Anna também sofreu perseguições stalinistas, juntamente com outros colegas artistas da época. Muitos foram mortos ou enviados a campos de trabalho, outros recorreram ao suicídio. A editora L&PM pocket publicou, em 2009, a Antologia Poética de Anna Akhmátova, que conta com a apresentação de Lauro Machado Coelho, que também foi o responsável pela tradução.
Confira 5 poemas de Anna Akhmátova!
Seus poemas refletem certo sofrimento e melancolia que são, ao mesmo tempo, individuais e coletivos, uma das razões pelas quais a poetisa ficou conhecida como Anna de todas as Rússias. Preservar estas memórias, ainda que dolorosas, foi crucial para exprimir as lutas de um povo, não deixando que suas histórias fossem esquecidas.
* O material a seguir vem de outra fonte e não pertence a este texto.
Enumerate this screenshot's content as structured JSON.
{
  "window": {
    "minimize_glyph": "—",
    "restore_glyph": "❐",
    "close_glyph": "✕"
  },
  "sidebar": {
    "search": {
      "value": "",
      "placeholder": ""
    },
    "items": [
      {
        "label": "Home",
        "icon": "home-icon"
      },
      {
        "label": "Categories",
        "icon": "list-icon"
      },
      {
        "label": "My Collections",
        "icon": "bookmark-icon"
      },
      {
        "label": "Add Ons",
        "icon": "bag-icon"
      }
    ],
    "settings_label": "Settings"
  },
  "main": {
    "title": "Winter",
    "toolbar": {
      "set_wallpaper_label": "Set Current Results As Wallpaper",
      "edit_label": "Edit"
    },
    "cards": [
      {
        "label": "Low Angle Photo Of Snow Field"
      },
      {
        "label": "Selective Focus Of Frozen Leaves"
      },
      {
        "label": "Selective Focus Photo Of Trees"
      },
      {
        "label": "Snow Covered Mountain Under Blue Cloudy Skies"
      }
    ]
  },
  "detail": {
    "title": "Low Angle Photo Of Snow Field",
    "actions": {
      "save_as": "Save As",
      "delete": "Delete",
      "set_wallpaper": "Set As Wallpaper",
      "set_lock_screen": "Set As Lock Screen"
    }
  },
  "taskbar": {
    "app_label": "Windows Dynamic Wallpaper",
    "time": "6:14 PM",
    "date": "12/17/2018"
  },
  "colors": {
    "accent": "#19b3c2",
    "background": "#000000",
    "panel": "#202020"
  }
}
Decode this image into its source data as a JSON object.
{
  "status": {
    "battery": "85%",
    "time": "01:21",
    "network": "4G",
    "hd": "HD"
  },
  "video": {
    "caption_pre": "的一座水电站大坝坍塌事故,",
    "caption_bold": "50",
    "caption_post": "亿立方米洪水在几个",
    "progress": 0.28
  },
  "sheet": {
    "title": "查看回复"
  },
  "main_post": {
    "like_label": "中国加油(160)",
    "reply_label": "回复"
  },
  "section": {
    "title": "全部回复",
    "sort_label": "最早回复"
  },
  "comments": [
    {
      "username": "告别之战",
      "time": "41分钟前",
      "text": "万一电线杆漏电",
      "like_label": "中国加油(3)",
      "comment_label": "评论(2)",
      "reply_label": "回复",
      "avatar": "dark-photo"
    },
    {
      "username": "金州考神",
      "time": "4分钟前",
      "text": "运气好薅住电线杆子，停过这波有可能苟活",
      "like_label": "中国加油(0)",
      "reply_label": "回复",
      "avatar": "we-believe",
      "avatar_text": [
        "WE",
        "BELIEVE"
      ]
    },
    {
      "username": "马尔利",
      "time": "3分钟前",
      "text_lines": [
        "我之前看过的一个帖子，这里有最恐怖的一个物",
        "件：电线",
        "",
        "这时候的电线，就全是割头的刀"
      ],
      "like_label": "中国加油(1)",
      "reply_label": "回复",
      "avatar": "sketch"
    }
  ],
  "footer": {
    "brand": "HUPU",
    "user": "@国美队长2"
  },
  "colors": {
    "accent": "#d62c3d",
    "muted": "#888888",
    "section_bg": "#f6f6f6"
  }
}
Sua força e coragem são admiráveis, apesar da opressão e do silenciamento que lhe foram impostos, encontramos em sua escrita um grito de vida, algo que nos chama a lembrar-nos de suas memórias e mantê-las como uma maneira de honrar aqueles que experienciaram os infortúnios da época.
Leia, a seguir, alguns de seus poemas:
De ti escondi meu coração
Como se no Nevá o tivesse atirado...
Agora, domada e sem asas,
É em tua casa que eu estou morando.
Mas... na noite escuto um estátilo:
O que há lá no escuro?
- as bétulas de Sheremétiev,
Como deuses lares, chamam-se umas às outras...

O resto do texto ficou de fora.